Последнее было произнесено естественно, запавшие глаза его как-то болезненно погасли, и во мне появились сомнения в его причастности к этим злополучным деньгам. Я решил пока что отпустить его и проследить, будет ли он встречаться с Юрой Лутаком. За ним наблюдал один из наших сотрудников. Поскольку родители Лутака не явились в милицию, то я решил сам к ним наведаться, захватив с собой на всякий случай фотографию Игоря Иванова. Домой зашел на несколько минут, чтобы переодеться в штатское, и потом направился по адресу прямо на квартиру к Лутакам.

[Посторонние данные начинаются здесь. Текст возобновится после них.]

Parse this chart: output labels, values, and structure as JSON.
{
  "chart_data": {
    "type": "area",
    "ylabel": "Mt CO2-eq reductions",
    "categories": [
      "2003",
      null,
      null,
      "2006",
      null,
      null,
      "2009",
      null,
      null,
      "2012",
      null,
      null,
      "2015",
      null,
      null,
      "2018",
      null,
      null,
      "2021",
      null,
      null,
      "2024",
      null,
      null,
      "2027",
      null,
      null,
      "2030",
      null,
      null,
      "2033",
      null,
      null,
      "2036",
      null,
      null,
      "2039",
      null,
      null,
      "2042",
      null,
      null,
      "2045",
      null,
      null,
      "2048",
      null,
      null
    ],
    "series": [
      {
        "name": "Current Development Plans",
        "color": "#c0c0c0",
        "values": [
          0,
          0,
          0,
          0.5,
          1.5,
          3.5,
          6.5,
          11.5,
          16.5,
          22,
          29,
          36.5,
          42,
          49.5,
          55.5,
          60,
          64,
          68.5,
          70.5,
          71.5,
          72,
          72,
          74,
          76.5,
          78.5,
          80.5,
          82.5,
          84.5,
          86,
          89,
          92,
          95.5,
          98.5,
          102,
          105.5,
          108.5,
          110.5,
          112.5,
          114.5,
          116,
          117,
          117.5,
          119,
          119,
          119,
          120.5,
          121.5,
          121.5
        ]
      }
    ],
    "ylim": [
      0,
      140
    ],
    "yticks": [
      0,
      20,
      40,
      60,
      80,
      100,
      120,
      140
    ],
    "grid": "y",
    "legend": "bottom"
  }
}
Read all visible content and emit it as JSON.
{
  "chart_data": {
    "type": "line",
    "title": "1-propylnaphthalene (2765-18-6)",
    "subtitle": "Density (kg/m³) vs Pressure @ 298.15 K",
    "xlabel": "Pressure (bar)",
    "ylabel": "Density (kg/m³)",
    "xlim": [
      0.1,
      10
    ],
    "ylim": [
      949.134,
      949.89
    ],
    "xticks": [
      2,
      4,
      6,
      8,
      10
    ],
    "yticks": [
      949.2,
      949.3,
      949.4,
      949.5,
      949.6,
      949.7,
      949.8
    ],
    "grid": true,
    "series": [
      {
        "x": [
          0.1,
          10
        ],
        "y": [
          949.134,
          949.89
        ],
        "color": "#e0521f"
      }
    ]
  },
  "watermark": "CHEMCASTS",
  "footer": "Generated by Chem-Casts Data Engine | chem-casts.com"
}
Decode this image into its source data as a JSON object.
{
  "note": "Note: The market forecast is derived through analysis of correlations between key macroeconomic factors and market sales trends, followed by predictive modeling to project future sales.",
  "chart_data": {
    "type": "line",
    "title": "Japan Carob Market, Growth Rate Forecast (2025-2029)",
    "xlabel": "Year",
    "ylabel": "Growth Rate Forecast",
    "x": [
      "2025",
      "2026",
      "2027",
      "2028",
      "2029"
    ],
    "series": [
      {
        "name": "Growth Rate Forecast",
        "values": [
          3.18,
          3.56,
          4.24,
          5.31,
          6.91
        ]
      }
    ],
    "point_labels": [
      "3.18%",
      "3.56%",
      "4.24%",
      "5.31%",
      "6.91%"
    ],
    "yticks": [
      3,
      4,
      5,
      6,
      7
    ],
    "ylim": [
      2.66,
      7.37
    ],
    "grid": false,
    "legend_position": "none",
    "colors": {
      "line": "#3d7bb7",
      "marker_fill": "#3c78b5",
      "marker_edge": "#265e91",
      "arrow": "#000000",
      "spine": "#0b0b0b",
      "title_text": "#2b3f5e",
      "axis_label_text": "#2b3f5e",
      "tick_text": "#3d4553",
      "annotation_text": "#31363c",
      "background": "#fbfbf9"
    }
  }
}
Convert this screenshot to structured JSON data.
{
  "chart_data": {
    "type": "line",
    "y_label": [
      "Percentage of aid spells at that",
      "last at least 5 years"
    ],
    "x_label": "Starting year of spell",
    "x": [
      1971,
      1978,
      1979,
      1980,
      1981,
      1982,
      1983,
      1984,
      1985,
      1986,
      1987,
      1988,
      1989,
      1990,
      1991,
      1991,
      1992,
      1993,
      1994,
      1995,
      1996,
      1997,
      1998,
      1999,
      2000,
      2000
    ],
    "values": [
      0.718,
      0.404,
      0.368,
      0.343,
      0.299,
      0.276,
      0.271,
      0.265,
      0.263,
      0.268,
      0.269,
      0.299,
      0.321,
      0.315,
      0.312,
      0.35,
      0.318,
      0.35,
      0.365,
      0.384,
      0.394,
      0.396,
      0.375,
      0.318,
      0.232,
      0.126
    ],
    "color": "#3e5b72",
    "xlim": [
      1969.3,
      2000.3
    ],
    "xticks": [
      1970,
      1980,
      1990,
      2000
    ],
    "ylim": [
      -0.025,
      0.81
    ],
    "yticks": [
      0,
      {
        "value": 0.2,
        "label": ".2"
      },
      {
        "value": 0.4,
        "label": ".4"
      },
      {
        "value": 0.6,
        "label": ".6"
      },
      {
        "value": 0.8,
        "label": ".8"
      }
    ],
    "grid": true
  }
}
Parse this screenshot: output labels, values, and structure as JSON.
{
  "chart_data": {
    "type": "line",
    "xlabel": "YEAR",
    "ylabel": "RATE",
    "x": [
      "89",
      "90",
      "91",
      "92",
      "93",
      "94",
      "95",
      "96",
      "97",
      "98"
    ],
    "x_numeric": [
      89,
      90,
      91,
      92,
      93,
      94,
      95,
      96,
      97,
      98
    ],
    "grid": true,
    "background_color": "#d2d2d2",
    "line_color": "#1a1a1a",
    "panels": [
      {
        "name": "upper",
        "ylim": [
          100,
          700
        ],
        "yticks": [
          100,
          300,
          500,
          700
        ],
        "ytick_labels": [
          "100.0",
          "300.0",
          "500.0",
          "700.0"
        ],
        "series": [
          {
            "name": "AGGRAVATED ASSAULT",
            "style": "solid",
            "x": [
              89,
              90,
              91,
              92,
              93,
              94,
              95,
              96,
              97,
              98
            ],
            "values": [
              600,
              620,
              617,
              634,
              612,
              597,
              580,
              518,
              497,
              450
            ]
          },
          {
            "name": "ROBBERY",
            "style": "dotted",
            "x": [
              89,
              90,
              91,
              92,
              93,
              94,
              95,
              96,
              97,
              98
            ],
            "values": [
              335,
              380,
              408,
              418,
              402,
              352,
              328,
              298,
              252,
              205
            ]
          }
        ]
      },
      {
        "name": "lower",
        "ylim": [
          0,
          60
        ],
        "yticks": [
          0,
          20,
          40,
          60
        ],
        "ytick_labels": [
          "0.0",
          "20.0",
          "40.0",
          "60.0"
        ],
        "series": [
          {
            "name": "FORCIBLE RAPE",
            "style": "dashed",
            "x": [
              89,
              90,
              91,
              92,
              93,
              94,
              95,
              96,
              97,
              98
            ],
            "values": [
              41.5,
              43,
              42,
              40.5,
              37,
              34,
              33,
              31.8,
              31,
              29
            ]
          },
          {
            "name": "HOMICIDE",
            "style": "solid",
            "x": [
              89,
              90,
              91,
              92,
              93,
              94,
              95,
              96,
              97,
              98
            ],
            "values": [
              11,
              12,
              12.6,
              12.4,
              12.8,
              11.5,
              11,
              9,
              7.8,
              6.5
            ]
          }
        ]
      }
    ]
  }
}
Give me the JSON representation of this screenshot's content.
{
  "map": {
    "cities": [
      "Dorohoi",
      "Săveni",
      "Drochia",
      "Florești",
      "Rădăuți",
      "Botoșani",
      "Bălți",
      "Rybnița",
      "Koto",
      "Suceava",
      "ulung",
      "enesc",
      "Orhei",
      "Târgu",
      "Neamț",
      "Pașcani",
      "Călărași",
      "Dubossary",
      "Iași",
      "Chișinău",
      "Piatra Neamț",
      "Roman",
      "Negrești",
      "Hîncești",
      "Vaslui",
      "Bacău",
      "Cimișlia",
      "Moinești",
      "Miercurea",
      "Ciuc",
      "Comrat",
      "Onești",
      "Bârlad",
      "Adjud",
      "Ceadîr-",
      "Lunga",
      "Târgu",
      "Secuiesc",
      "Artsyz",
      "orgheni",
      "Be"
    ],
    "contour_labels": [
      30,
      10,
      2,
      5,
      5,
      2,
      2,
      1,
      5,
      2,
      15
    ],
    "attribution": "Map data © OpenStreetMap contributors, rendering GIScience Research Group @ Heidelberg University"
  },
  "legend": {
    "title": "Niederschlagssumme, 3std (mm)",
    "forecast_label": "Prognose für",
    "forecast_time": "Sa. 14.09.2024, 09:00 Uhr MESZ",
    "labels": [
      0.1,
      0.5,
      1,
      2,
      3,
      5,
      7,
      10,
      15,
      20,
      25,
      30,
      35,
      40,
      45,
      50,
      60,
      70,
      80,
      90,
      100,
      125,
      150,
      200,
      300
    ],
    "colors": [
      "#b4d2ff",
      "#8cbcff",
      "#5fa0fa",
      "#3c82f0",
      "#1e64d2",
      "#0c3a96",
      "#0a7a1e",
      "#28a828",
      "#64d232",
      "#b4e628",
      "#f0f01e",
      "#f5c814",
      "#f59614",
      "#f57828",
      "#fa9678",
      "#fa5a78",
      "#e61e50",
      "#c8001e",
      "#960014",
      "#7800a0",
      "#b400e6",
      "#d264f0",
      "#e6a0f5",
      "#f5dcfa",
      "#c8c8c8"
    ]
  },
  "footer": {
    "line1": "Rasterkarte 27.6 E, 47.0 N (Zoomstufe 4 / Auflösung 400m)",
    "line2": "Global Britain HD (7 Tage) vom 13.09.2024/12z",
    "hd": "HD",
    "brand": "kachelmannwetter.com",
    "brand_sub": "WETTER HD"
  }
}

Августовское солнце уже успело накалить асфальт, день был жаркий и сухой. Поливаемые дворниками мостовые моментально высыхали, и мне почему-то подумалось: только зря воду расходуют: бесплатная, мол. Вообще мы привыкли жить неэкономно, особенно когда дело касается государственного рубля. Но мысль снова возвращалась к делу, по которому я шел в незнакомый дом к незнакомым людям. Я думал о Юре Лутаке почему-то как о своем родном брате или сыне, и мне очень хотелось, чтобы он действительно оказался невиновным в этой краже. Мысленно я пытался представить себе этого мальчонку-безотцовщину, у которого больная мать и старенькая бабушка. Это был его первый привод в милицию. Но участковый, с которым я разговаривал перед тем, как идти к Лутакам, сказал мне, что, по его данным, Юрий Лутак то ли исключен, то ли сам бросил школу и что нам еще придется с ним хлебнуть горя, что отец его был алкоголиком и на этой почве покончил жизнь самоубийством. Мать где-то работает, где именно и кем, участковый не мог сказать. Одним словом, шел я, располагая весьма скудными данными о Юре Лутаке. У меня было желание поговорить с директором школы, учителями, но в такое время, в разгар каникул, едва ли кого-нибудь из них поймаешь. Как на грех, и в домоуправлении, куда я заглянул, никого не оказалось.